Target CEO Brian Cornell is TCB’s 2019 Person of the Year
Twin Cities Business is pleased to announce Brian Cornell, CEO and chairman of the board for Minneapolis-based Target Corp., as its Person of the Year for 2019. Cornell, who just marked five years at the helm, has led a successful turnaround and reinvigoration effort for the Fortune 100 retailer.
When he arrived in the Twin Cities, Cornell brought three decades of deep and varied retail industry experience including stints as CEO of PepsiCo Americas Foods, Sam’s Club and Michael’s Stores Inc.

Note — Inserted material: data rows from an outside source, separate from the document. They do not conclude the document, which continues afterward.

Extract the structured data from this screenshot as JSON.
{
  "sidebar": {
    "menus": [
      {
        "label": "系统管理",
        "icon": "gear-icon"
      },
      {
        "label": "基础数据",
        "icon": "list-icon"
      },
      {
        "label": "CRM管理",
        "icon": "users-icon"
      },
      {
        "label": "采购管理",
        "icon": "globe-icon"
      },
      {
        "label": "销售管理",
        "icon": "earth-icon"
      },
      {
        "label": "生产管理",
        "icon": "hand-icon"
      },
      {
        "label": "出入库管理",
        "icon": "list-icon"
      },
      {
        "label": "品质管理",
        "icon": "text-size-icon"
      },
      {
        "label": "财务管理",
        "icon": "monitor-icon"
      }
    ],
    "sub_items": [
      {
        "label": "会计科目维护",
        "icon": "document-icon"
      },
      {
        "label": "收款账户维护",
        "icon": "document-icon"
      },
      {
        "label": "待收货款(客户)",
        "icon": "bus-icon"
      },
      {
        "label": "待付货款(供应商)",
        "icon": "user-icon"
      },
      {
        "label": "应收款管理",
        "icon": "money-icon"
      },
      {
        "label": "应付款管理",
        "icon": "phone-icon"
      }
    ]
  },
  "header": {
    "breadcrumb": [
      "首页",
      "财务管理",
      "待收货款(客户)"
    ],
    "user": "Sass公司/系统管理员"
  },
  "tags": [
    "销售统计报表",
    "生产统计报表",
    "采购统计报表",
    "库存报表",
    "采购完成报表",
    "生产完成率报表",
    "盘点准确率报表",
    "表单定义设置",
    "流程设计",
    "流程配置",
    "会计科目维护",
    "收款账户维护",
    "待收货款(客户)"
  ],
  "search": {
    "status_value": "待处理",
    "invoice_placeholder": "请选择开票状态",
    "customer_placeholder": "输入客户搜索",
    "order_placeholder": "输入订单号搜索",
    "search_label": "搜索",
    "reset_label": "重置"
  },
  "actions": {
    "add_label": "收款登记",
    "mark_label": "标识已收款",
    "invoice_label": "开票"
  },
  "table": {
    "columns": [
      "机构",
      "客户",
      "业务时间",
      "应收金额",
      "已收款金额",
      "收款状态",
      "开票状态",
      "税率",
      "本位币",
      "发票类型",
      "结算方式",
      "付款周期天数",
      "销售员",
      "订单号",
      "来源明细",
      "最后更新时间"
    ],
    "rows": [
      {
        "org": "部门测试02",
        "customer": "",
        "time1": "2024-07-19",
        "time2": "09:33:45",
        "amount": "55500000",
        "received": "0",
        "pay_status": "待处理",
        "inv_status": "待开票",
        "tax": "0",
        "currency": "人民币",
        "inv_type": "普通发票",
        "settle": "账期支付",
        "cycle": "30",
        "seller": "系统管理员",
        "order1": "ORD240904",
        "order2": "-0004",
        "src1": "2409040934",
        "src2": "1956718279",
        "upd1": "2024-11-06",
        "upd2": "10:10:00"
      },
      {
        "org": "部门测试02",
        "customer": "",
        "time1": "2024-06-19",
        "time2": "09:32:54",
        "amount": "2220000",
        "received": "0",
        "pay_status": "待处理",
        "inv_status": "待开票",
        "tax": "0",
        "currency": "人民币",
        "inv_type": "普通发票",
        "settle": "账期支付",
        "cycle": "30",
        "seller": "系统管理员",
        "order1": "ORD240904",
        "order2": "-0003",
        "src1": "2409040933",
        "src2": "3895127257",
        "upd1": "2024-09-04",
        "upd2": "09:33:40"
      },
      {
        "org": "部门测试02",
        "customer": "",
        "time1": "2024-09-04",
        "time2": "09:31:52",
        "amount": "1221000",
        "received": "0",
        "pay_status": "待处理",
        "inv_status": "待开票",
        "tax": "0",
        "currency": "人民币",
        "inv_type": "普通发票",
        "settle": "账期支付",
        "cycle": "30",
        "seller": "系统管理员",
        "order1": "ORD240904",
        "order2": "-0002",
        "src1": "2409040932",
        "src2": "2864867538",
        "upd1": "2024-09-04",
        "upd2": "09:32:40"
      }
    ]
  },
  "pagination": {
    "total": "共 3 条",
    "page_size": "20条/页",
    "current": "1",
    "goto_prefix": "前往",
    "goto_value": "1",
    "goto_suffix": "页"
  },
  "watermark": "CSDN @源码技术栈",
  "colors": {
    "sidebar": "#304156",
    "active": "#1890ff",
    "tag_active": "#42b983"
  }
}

He had also been executive vice president and chief marketing officer for the Safeway grocery chain.
Cornell’s first day on the job as CEO for Minneapolis-based retailer Target Corp. was August 12, 2014. At the time, the retailer was trying to recover from the fallout of a large data breach and stagnant sales trends. Cornell was the first “outsider” ever tapped to lead the company, which traces its roots back to 1902 with the founding of the Dayton Dry Goods Company in the heart of downtown Minneapolis.

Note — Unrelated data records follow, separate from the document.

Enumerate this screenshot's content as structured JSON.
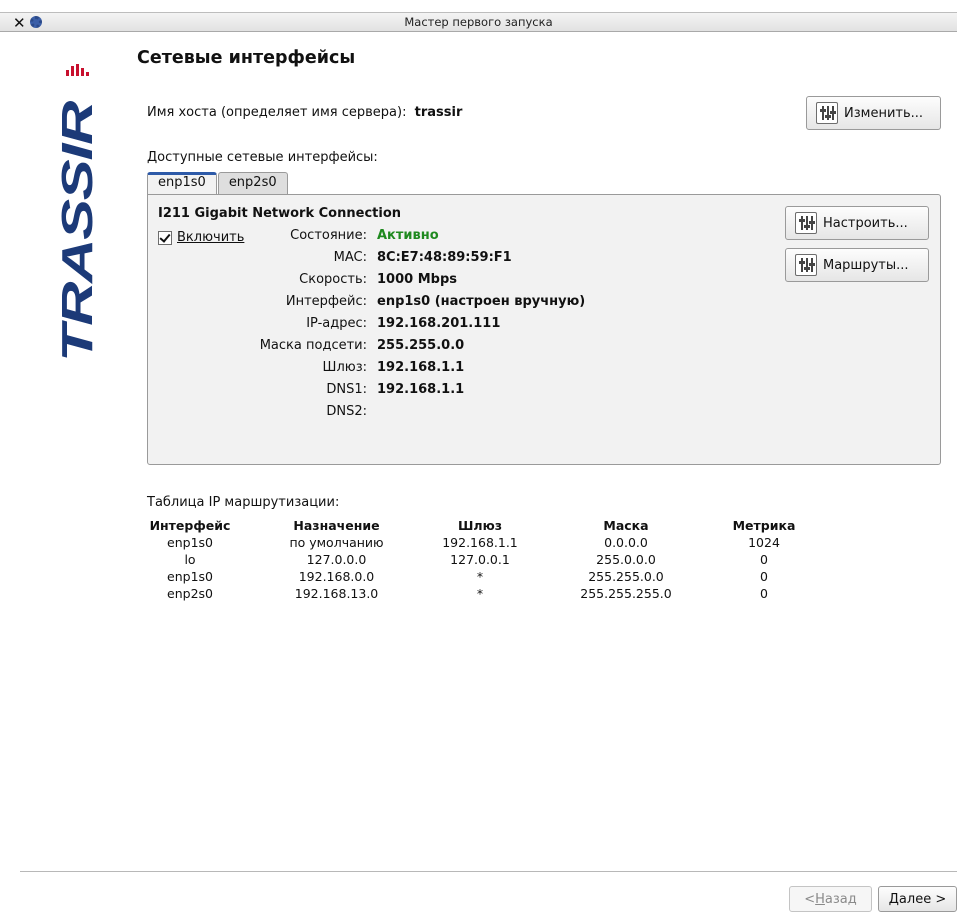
{
  "window": {
    "title": "Мастер первого запуска",
    "close_icon": "✕"
  },
  "logo": {
    "text": "TRASSIR",
    "colors": {
      "primary": "#1c3a78",
      "accent": "#c8102e"
    }
  },
  "page": {
    "title": "Сетевые интерфейсы"
  },
  "hostname": {
    "label": "Имя хоста (определяет имя сервера):",
    "value": "trassir",
    "change_button": "Изменить..."
  },
  "interfaces": {
    "label": "Доступные сетевые интерфейсы:",
    "tabs": [
      "enp1s0",
      "enp2s0"
    ],
    "active_tab": 0,
    "nic_name": "I211 Gigabit Network Connection",
    "enable_label": "Включить",
    "enabled": true,
    "configure_button": "Настроить...",
    "routes_button": "Маршруты...",
    "fields": [
      {
        "label": "Состояние:",
        "value": "Активно"
      },
      {
        "label": "MAC:",
        "value": "8C:E7:48:89:59:F1"
      },
      {
        "label": "Скорость:",
        "value": "1000 Mbps"
      },
      {
        "label": "Интерфейс:",
        "value": "enp1s0 (настроен вручную)"
      },
      {
        "label": "IP-адрес:",
        "value": "192.168.201.111"
      },
      {
        "label": "Маска подсети:",
        "value": "255.255.0.0"
      },
      {
        "label": "Шлюз:",
        "value": "192.168.1.1"
      },
      {
        "label": "DNS1:",
        "value": "192.168.1.1"
      },
      {
        "label": "DNS2:",
        "value": ""
      }
    ],
    "status_color": "#1f8a1f"
  },
  "routing": {
    "label": "Таблица IP маршрутизации:",
    "headers": [
      "Интерфейс",
      "Назначение",
      "Шлюз",
      "Маска",
      "Метрика"
    ],
    "rows": [
      [
        "enp1s0",
        "по умолчанию",
        "192.168.1.1",
        "0.0.0.0",
        "1024"
      ],
      [
        "lo",
        "127.0.0.0",
        "127.0.0.1",
        "255.0.0.0",
        "0"
      ],
      [
        "enp1s0",
        "192.168.0.0",
        "*",
        "255.255.0.0",
        "0"
      ],
      [
        "enp2s0",
        "192.168.13.0",
        "*",
        "255.255.255.0",
        "0"
      ]
    ]
  },
  "nav": {
    "back_prefix": "< ",
    "back_mnemonic": "Н",
    "back_rest": "азад",
    "next_mnemonic": "Д",
    "next_rest": "алее >"
  }
}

But Cornell didn’t waste much time. Within a matter of months, he pulled the plug on the company’s troubled efforts to expand into Canada, shutting all 133 stores north of the border. Not long after that, Target announced selling off its pharmacy business to industry giant CVS Health Corp. for $1.9 billion.
His vision was refocusing the company on its strengths. In 2017 Cornell unveiled an ambitious plan to invest more than $7 billion in upgrading its stores, reinventing its owned brand portfolio and modernizing digital operations and supply chain. While some were skeptical, the company’s financial results show that the strategy has been paying off.
Target posted $74.4 billion in sales for its fiscal year 2018, a solid 3.7 percent increase from the year before. The company posted a 5 percent gain in comparable sales for the year and a 36 percent increase in comparable digital sales. Target is not only surviving but is now thriving in what remains a challenging landscape for brick-and-mortar retailers.
The company is now in the habit of delivering better-than-expected results. When it reported second quarter fiscal 2019 numbers in August, Target showed second quarter comp sales were up 3.4 percent and traffic in stores was up 2.4 percent. The company noted: “Comparable sales have grown approximately 10 percent over the last two years — the best performance in more than a decade.” The company currently has 1,855 stores across the U.S.
Cornell has also shown a willingness to make some unexpected moves to build Target’s business. In late 2017 Target announced a deal to acquire Birmingham, Alabama-based Shipt Inc., a same-day online delivery platform, for $550 million.
Target also continues to update its grocery business with the recently announced rollout of the new Good & Gather company-owned line of products that is slated to become “Target’s flagship food brand.”
Cornell is currently chairman of the Retail Industry Leaders Association, a trade association whose members account for more than $1.5 trillion in annual retail sales. He is also the non-executive chairman of the board for Louisville, Kentucky-based Yum! Brands, which owns the KFC, Pizza Hut and Taco Bell restaurant chains. Cornell previously held board positions with Atlanta-based Home Depot Inc. and Medina-based Polaris Inc.
Previous Person of the Year honorees have included former Best Buy chairman and CEO Hubert Joly, Ecolab CEO Doug Baker, former US Bank CEO Richard Davis, Metronic CEO Omar Ishrak, and outgoing Mayo Clinic president and CEO John Noseworthy.
Cornell will be honored at TCB’s Person of the Year event on Dec. 17 at Orchestra Hall in downtown Minneapolis. The event also celebrates honorees on this year’s “TCB 100 People to Know,” an annual list of prominent and emerging business and community leaders to watch in the year ahead. The list will appear in the December issue of the magazine.